Cuando volví al pueblo me nombraron concejal y más tarde alcalde, a pesar de mi resistencia. Para sacudirme del cargo aduje que vivía en Madrid. Vino el teniente de la Guardia Civil y no precisamente en son de paz:

 

Manuel, usted acepta el cargo...

-Que no, mi teniente...

 

-Si no acepta usted el cargo le llevo detenido a Pastrana.

Acepté. Me encasquetaron el cargo de alcalde y como es natural, el de jefe de Falange. Ocupé el puesto durante unos cuantos años y sin problemas. A los que fueron llegando de los campos de concentración los tranquilizaba a todos:

-Fulano, si alguien se mete contigo, dímelo.

 

Hoy, en Loranca, que tiene trescientos habitantes, se han olvidado los odios y las venganzas. Se han olvidado los veinticinco muertos por los rojos y los sesenta o setenta muertos por los nacionales, cuando éstos ganaron la guerra. No hubo familia que no perdiera a alguien en los fusilamientos de unos y de otros. Hoy se han casado de parte y otra, el hijo de un fascista con la hija de un rojo y a la viceversa y todos se hablan con todos, al contrario que antes.

 

Las elecciones de junio de 1977 se celebraron en orden y concierto y aquí las ganó UCD y después los socialistas, pero no hay bandos políticos enfrentados, ni hay listas negras, ni afanes de revancha. Los jóvenes que no llegaron a vivir aquella guerra nuestra han olvidado sus consecuencias. Yo estoy seguro de que en nuestro pueblo no volvería a repetirse la tragedia. Dios no lo quiera.

 

Muertes paralelas

 

También han querido olvidar su dramática historia dos hombres que se encontraron el día 14 de julio de 1977 en el cementerio de un pueblecito abulense. Ante Angel Vaz se presentó uno de los hombres más ricos y respetados de Madrigal de las Altas Torres para darle el pésame por la muerte de un hermano. Ángel Vaz vive en Bilbao y gran parte de sus enemigos viven también, pero en el pueblo en que ocurrió esta desventura.

 

Vaz tenía diecinueve años en 1936. Unos días antes del 18 de julio el cura de Madrigal le pide que vaya a un pueblo vecino, Fuente el Sol, en la carretera de Medina del Campo, para recoger una barrica de vino de consagrar. Por el camino de vuelta, Angel se encuentra con algunos amigos y, entre juegos, se beben la mitad del vino. Llega la guerra y el cura ofrece a los falangistas el nombre de todos aquellos muchachos como "rojos peligrosos". Estos falangistas, compañeros de ellos y de su misma edad, los detienen y a la noche siguiente los suben a un autobús para "liquidarlos en la cuneta de la carretera de Fuente el Sol".

 

-Iban catorce pistolas -dice Ángel Vaz- y nosotros éramos nueve.

 

Creían que todo era una broma. Se conocían desde niños, eran amigos, unos días antes habían estado todos bailando juntos...

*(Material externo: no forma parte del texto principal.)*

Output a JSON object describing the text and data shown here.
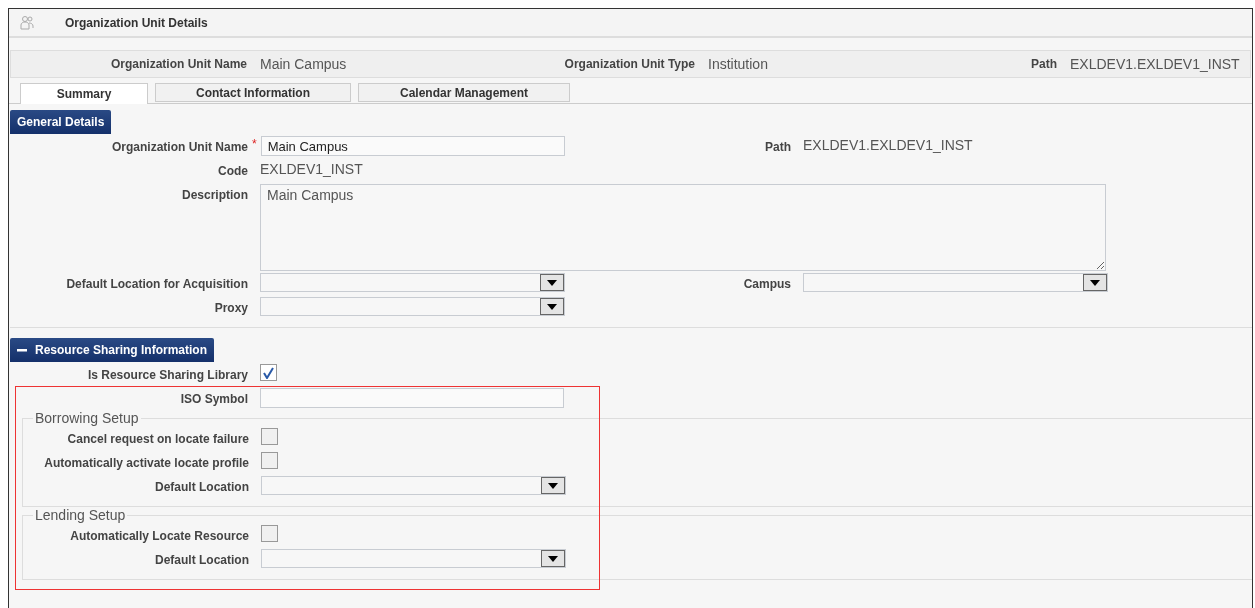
{
  "window": {
    "title": "Organization Unit Details"
  },
  "summary": [
    {
      "label": "Organization Unit Name",
      "value": "Main Campus"
    },
    {
      "label": "Organization Unit Type",
      "value": "Institution"
    },
    {
      "label": "Path",
      "value": "EXLDEV1.EXLDEV1_INST"
    }
  ],
  "tabs": [
    {
      "label": "Summary",
      "selected": true
    },
    {
      "label": "Contact Information",
      "selected": false
    },
    {
      "label": "Calendar Management",
      "selected": false
    }
  ],
  "sections": [
    {
      "title": "General Details",
      "rows": [
        {
          "cells": [
            {
              "kind": "input",
              "label": "Organization Unit Name",
              "required_mark": "*",
              "value": "Main Campus"
            },
            {
              "kind": "text",
              "label": "Path",
              "value": "EXLDEV1.EXLDEV1_INST"
            }
          ]
        },
        {
          "cells": [
            {
              "kind": "text",
              "label": "Code",
              "value": "EXLDEV1_INST"
            }
          ]
        },
        {
          "cells": [
            {
              "kind": "textarea",
              "label": "Description",
              "value": "Main Campus"
            }
          ]
        },
        {
          "cells": [
            {
              "kind": "select",
              "label": "Default Location for Acquisition"
            },
            {
              "kind": "select",
              "label": "Campus"
            }
          ]
        },
        {
          "cells": [
            {
              "kind": "select",
              "label": "Proxy"
            }
          ]
        }
      ]
    },
    {
      "title": "Resource Sharing Information",
      "expanded": true,
      "rows": [
        {
          "cells": [
            {
              "kind": "checkbox",
              "label": "Is Resource Sharing Library",
              "checked": true
            }
          ]
        }
      ],
      "highlighted": {
        "rows": [
          {
            "cells": [
              {
                "kind": "input",
                "label": "ISO Symbol"
              }
            ]
          }
        ],
        "groups": [
          {
            "legend": "Borrowing Setup",
            "rows": [
              {
                "cells": [
                  {
                    "kind": "checkbox",
                    "label": "Cancel request on locate failure",
                    "checked": false
                  }
                ]
              },
              {
                "cells": [
                  {
                    "kind": "checkbox",
                    "label": "Automatically activate locate profile",
                    "checked": false
                  }
                ]
              },
              {
                "cells": [
                  {
                    "kind": "select",
                    "label": "Default Location"
                  }
                ]
              }
            ]
          },
          {
            "legend": "Lending Setup",
            "rows": [
              {
                "cells": [
                  {
                    "kind": "checkbox",
                    "label": "Automatically Locate Resource",
                    "checked": false
                  }
                ]
              },
              {
                "cells": [
                  {
                    "kind": "select",
                    "label": "Default Location"
                  }
                ]
              }
            ]
          }
        ]
      }
    }
  ]
}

Pero no era una broma. Los bajaron del autobús y comenzaron a disparar las pistolas. Ángel Vaz, admirado de lo que estaba ocurriendo, echó a correr por los pinares y al cabo de tres días se encerró en casa entre dos tabiques. Emparedado. La familia guardó luto riguroso. Los falangistas intentaron por todos los medios encontrarlo, con ayuda de la Guardia Civil. Registros, palizas, lo de siempre...

 

Ángel Vaz volvió a la vida en el año 1945. El jefe de "los 14 pistolas" le saludó el otro día en un cementerio.